Ciddi ama sakin görünüyorlardı. Müdür koluma dokununca kazağımın üzerindeki eline baktım. Müdürle daha önce tek bir diyaloğum olmamıştı ve şimdi kolumu mu tutuyordu yani? "Sosyal hizmetler müdürlüğünden geldiler Lisa."

Boş boş baktım.

"Lisa" diye devam etti müdür. "Sana bunu söylemekten çok büyük üzüntü duyuyorum ama... annen, baban ve kardeşin  bir kaza geçirmişler."

Bekledim kalbim sıkışıyordu.

"Hepsi kaza anında gitmiş Lisa. Başın sağ olsun."

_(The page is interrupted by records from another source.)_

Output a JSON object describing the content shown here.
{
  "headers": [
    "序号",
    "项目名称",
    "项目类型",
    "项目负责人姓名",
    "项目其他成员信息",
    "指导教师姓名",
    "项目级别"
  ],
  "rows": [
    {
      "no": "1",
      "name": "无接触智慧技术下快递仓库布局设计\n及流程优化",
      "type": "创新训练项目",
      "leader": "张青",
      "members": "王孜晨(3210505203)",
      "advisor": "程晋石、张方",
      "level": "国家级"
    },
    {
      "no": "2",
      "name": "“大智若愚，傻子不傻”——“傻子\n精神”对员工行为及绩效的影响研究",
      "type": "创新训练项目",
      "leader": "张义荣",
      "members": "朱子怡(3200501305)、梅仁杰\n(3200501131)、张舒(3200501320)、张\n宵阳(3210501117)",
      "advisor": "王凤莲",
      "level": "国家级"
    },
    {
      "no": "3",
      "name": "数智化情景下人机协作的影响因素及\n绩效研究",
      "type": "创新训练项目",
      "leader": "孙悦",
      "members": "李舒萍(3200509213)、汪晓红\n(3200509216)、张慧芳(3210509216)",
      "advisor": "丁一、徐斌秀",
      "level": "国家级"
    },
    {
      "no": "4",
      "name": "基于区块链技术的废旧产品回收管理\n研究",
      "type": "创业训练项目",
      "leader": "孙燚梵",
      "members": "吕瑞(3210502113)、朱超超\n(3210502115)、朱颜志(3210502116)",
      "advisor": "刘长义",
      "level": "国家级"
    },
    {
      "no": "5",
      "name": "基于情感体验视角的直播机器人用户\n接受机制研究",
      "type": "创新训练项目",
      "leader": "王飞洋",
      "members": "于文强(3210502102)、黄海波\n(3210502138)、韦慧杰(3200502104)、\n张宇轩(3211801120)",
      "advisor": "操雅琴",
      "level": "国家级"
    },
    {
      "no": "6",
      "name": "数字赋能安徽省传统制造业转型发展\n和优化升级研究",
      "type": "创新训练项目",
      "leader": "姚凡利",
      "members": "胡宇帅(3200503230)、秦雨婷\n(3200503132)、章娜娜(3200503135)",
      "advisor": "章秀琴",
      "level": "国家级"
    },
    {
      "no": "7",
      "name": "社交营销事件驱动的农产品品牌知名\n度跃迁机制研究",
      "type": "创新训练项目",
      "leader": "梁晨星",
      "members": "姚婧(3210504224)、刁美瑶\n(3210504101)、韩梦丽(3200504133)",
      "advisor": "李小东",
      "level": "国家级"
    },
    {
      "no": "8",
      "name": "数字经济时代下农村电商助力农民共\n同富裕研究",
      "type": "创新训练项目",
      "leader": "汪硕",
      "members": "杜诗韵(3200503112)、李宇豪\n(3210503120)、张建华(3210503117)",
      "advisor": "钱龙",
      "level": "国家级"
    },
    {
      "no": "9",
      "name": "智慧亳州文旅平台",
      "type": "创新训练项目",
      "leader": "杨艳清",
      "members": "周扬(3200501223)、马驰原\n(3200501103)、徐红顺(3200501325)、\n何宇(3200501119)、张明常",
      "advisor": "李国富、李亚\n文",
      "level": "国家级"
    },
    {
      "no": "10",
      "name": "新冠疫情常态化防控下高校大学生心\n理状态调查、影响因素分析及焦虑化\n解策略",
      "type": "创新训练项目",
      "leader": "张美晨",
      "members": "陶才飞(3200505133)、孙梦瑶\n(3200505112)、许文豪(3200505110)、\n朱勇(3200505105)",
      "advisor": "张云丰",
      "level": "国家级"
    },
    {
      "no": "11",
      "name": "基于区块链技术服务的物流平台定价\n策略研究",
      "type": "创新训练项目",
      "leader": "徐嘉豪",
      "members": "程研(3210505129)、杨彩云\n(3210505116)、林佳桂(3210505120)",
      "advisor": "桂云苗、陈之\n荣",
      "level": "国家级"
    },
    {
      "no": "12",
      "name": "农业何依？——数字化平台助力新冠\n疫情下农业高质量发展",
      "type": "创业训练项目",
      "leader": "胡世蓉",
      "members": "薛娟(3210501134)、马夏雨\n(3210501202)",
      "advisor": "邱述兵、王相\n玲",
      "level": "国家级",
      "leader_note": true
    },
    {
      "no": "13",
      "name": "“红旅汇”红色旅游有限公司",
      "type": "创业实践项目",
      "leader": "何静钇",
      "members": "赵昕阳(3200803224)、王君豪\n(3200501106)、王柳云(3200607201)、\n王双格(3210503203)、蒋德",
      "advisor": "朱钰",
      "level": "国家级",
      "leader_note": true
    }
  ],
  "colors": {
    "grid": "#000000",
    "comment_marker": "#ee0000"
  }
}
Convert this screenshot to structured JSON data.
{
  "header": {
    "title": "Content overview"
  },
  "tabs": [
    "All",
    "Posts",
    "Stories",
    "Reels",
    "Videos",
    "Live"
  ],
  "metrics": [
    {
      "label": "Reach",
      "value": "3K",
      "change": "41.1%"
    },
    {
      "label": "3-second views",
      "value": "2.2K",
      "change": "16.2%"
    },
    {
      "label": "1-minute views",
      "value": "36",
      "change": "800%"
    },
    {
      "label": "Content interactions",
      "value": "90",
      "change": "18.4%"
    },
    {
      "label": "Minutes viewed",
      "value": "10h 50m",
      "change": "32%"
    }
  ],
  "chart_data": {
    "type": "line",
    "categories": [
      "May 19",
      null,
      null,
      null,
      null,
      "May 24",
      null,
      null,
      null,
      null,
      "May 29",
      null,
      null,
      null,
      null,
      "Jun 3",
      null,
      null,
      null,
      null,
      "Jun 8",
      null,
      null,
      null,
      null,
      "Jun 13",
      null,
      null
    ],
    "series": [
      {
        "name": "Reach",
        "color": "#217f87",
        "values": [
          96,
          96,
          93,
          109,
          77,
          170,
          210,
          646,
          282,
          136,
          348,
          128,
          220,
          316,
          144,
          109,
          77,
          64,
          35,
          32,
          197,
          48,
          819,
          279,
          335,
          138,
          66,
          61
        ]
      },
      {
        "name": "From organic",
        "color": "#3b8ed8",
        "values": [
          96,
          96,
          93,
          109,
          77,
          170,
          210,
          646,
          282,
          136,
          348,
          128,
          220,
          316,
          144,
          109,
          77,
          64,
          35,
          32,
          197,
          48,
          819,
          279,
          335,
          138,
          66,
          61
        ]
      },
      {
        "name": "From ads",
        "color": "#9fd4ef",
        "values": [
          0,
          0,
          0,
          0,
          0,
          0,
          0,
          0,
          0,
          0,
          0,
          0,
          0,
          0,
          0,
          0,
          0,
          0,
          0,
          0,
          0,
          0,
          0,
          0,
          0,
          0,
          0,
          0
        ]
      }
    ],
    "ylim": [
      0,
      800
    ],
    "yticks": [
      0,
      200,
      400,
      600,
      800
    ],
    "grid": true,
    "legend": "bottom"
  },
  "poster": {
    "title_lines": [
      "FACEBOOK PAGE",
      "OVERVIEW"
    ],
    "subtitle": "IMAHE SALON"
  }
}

Sosyal Hizmetler'den gelen kadın bana doğru bir adım atıp konuşmaya başladı. Ona baktım ama tek görebildiğim üzerindeki renklerdi. Tek duyabildiğim boğuk bir sesti, sanki birisi yanı başımızda bir musluk açmıştı ve gürül gürül su akıyordu.

Nefes alamıyordum.

Panikle bir şeye uzandım, nefes almamı sağlayacak herhangi bir şeye. Birileri beni tuttu. Sakin mırıltılar.
Yanaklarımda ıslaklık. Dilimde tuz tadı. Ve kalbim... adeta patlamak üzereydi, öyle hızlı atıyordu ki.

Ölüyordum.

"Nefes al Lisa."

Bütün tüylerim diken diken oldu, tir tir titriyordum. Sol tarafa doğru sendeledim midem hiçbir uyarı vermeden ağzıma geldi.
Eğilip midemdeki tüm kahvaltıyı Hizmet görevlisinin ayakkabılarının üzerine boşalttım.

"Şoka girdi."

Öyle miydim?

Yoksa yol mu tutmuştu?

Bir dakika önce sınıfta oturuyordum. Sınıfta, her şey saniye içerisinde olup bitivermişti...

Ve birkaç dakika sonra...

tamamen başka bir yerdeydim.

Herkese selaamlaar!!!!
Bu benim ilk taelice hikayem umarım beğenirsiniz bebeklerim lütfen yorumlarınızı da eksik etmeyin öpüldünüz.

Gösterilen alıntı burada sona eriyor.